LA CARRETA
Entre dos picaneadas
viborea la hilacha musical de un silbido...
Y pasa dando tumbos la rústica carreta,
Trae bueyes manchados,
Y el carrero de siempre,
que es un poco compadre
y otro poco romántico;
usa tras de la oreja
un caliente clavel colorado;
monta un caballo lerdo y esgrime la picana
con soltura en el brazo;
esa brava picana con la que ha tiempo viene
—desde los horizontes naranjas o encarnados—
azuzando a los bueyes
y midiendo el largor de los pagos.
Y pasa dando tumbos la rústica carreta.
Un arroyo risueño
quiere atajarle el paso con su cinta celeste;
caen al agua las ruedas, y el arroyo que es bueno
—pagando bien por mal—
con su propia agua herida
le va colgando flecos.
Y más allá es un cerro
que la convida al ocio
mostrándole de lejos sus piedras de colores
que son como cristales
que le han sobrado al cielo.
Mas la carreta no repara en ello
porque lleva al costado
otra cosa más linda, otra cosa mejor:
la boca del carrero, viva y húmeda,
frunciéndose en silbido y abriéndose en canción.

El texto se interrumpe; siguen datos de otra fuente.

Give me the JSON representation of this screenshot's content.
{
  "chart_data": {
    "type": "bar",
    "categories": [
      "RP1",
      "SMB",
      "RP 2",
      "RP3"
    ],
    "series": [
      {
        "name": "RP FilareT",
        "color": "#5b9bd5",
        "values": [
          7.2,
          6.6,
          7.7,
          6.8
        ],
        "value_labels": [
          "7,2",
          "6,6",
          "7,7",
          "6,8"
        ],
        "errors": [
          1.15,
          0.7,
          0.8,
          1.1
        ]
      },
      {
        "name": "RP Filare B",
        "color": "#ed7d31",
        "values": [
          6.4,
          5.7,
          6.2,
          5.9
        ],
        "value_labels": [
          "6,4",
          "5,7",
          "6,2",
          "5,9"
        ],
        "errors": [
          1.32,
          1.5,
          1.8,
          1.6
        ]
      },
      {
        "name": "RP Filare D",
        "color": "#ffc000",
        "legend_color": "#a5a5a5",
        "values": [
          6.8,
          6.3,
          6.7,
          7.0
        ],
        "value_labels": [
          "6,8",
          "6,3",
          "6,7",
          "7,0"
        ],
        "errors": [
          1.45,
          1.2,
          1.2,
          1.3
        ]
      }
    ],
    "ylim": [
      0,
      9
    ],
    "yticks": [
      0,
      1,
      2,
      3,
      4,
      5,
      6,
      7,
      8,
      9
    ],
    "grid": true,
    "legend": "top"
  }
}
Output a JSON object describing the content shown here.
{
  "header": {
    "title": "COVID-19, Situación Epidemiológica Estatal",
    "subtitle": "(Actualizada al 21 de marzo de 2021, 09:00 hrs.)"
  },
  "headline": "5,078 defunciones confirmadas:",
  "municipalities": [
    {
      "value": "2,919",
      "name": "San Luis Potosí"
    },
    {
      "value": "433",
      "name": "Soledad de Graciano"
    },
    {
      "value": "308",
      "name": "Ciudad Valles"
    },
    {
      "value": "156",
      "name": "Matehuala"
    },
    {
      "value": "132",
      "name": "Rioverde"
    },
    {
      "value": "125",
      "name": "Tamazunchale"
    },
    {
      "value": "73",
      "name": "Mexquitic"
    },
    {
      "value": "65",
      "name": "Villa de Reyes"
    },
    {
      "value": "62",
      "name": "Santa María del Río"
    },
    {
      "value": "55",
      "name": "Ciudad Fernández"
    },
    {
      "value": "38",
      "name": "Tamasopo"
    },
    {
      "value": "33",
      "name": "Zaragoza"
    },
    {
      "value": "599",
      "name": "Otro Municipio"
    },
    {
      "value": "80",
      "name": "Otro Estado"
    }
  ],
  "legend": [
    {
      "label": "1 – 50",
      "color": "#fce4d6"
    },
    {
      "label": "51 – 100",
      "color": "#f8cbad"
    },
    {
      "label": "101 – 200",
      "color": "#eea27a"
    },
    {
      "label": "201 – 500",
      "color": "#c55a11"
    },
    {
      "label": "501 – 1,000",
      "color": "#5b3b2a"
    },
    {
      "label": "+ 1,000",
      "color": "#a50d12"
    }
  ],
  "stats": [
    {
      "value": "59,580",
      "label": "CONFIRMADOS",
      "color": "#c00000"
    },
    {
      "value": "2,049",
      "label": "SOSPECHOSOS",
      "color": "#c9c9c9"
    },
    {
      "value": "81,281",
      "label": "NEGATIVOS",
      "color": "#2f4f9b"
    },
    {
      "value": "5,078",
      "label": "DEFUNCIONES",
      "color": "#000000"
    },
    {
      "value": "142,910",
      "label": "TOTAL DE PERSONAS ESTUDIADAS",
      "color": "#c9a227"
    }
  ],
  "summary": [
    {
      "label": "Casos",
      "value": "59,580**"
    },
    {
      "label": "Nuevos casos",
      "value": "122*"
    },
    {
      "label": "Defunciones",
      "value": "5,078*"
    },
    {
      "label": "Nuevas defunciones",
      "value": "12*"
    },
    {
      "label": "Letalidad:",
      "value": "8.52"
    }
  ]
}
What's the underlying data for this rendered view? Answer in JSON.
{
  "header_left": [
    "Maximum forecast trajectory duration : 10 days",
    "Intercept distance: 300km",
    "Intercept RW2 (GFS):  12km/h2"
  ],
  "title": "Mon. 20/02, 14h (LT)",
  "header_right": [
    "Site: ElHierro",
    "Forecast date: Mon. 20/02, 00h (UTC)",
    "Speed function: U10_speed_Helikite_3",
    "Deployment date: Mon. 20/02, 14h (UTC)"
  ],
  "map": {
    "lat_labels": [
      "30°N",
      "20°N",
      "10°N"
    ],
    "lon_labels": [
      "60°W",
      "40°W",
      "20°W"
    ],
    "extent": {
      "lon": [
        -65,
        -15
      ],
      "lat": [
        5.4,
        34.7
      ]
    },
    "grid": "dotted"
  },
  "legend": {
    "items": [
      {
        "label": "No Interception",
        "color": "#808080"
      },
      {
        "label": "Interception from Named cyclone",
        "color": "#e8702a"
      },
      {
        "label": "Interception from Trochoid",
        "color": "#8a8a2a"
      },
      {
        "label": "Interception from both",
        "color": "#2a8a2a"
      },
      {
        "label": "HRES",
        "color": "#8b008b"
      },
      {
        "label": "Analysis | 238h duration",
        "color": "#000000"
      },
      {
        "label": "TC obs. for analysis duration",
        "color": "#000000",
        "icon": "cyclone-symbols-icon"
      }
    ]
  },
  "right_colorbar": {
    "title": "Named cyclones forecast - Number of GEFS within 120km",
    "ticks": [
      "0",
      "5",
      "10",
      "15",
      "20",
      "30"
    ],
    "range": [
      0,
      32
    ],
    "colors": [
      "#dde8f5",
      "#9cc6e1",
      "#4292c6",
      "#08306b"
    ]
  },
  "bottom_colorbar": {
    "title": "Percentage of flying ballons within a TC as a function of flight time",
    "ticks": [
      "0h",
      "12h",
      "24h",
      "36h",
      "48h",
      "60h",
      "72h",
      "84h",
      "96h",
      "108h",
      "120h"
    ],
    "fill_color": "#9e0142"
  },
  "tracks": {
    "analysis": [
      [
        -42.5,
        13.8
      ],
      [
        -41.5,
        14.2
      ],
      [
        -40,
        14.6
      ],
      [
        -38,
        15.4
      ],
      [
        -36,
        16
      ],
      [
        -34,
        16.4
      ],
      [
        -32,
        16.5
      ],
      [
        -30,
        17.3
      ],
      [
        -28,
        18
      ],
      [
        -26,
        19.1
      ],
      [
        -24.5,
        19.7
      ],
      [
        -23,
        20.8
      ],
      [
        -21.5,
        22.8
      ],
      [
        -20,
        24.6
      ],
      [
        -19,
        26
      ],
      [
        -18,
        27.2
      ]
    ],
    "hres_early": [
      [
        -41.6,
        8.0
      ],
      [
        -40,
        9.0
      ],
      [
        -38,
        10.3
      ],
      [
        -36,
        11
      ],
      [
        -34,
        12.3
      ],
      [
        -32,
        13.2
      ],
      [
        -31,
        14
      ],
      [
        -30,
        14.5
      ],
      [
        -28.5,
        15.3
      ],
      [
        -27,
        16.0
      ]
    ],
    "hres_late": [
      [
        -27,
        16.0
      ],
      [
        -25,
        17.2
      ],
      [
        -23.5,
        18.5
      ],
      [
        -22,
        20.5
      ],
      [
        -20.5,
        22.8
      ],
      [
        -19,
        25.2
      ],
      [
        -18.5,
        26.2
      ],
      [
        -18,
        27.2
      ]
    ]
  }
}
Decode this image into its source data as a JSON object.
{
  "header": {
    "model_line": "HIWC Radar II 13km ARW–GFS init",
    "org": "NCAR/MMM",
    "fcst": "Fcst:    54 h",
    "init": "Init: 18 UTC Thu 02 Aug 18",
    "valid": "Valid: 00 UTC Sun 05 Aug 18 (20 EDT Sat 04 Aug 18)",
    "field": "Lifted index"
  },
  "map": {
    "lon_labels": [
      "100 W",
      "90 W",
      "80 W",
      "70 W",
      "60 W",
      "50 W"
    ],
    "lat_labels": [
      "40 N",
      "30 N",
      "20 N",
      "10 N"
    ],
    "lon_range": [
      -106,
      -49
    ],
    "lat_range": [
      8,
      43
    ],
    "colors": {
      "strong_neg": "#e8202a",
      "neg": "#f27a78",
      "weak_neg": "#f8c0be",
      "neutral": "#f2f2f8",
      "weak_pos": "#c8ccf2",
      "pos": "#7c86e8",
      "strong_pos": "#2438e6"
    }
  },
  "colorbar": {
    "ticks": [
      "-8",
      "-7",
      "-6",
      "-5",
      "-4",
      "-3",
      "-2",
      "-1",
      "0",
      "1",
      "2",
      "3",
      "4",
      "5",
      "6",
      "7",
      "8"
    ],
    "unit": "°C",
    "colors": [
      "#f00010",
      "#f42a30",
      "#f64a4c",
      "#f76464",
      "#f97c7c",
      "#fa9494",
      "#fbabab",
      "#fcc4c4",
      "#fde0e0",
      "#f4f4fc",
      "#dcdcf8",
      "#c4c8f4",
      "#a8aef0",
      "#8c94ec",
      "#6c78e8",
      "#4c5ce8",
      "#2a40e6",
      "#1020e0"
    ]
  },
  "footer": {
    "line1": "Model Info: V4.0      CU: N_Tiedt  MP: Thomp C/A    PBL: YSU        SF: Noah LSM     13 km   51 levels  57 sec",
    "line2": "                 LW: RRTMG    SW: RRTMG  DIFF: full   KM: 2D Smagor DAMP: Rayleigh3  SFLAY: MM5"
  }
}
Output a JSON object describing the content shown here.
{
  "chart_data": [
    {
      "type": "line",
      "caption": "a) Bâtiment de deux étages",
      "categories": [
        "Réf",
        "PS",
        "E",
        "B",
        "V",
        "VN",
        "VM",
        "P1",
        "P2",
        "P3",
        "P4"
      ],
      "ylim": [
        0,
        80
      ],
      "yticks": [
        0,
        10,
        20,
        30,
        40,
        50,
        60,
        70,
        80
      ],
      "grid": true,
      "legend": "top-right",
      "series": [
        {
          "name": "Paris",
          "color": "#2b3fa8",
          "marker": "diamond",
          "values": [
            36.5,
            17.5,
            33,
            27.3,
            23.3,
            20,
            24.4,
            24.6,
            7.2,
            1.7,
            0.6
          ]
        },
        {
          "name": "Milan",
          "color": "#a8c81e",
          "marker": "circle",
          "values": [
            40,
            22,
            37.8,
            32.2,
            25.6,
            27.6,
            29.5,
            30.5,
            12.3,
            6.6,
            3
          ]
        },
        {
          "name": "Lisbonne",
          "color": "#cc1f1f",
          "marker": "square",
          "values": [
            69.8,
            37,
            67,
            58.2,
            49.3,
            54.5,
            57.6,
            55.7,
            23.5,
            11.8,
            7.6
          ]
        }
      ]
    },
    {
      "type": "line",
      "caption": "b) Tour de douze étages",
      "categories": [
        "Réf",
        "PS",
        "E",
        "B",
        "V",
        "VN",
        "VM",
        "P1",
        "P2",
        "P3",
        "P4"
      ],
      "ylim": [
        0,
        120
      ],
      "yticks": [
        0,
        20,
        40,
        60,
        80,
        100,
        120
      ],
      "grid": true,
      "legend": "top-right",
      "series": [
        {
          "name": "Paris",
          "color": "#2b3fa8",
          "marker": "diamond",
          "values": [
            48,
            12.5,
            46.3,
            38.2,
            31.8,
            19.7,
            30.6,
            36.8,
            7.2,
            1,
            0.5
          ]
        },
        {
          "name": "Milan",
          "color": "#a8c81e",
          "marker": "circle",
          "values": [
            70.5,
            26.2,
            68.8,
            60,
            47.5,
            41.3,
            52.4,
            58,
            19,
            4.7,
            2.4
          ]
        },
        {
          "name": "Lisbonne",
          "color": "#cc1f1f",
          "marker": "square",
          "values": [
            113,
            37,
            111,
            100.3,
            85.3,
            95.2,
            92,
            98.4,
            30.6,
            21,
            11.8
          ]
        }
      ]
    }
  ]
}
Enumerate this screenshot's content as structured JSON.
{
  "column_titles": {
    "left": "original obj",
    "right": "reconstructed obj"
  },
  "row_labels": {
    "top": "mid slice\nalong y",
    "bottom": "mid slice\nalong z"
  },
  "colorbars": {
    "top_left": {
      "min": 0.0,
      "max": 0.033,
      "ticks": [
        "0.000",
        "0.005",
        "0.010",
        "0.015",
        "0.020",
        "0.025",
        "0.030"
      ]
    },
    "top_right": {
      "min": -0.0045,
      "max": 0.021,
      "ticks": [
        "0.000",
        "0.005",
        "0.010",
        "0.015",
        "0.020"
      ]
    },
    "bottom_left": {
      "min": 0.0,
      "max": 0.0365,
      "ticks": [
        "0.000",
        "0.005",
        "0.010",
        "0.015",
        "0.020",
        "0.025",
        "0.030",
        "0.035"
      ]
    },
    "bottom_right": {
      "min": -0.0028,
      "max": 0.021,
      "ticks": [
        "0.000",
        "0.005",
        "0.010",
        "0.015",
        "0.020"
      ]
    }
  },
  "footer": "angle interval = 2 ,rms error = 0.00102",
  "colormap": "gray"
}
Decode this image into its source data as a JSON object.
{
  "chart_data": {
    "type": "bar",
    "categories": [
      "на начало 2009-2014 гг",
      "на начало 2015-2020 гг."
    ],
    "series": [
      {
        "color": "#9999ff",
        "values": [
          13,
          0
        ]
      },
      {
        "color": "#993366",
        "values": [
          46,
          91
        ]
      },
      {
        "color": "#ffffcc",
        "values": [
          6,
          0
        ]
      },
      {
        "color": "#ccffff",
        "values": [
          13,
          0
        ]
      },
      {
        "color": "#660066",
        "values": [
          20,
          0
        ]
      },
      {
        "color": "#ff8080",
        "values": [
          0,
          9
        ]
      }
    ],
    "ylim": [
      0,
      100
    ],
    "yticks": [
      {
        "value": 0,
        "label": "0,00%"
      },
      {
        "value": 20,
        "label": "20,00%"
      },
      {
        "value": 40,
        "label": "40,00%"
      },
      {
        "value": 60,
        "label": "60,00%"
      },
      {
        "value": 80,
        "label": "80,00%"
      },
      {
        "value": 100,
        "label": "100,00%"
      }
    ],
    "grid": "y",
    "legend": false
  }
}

Y el carrero entre canto y silbido
se da a soñar
y a fantasear.
La hora de la tarde,
un rancho,
una ventana
cuadriculando un rostro que se escondió fugaz...
Y entre las dos arrugas de su frente curtida
aquella ventanita es como un ojo más.
Mientras el hombre sueña las yuntas laboran
hundiendo la pezuña y agachando el testuz:
bajo la T mayúscula que hacen pértigo y yugo
parece que llevaran más que una T una cruz.
Prosigue envuelta en polvo la rústica carreta;
lleva un dolor de ejes como un dolor de huesos;
rueda tembleque y rota
de tanto dejar cargas al portal de los pueblos,
tal como esas mujeres viejas y enflaquecidas
de tanto dejar hilos
al portal de la vida.
Enfrente a una carreta me voy sintiendo niño.
A pesar de su facha claudicante y grotesca,
y su andar sin premuras, su andar de caracol,
tiene algo de alado y algo de tiempo antiguo,
y toda porque un buey se llama «golondrina»,
y porque otro buey se llama «picaflor».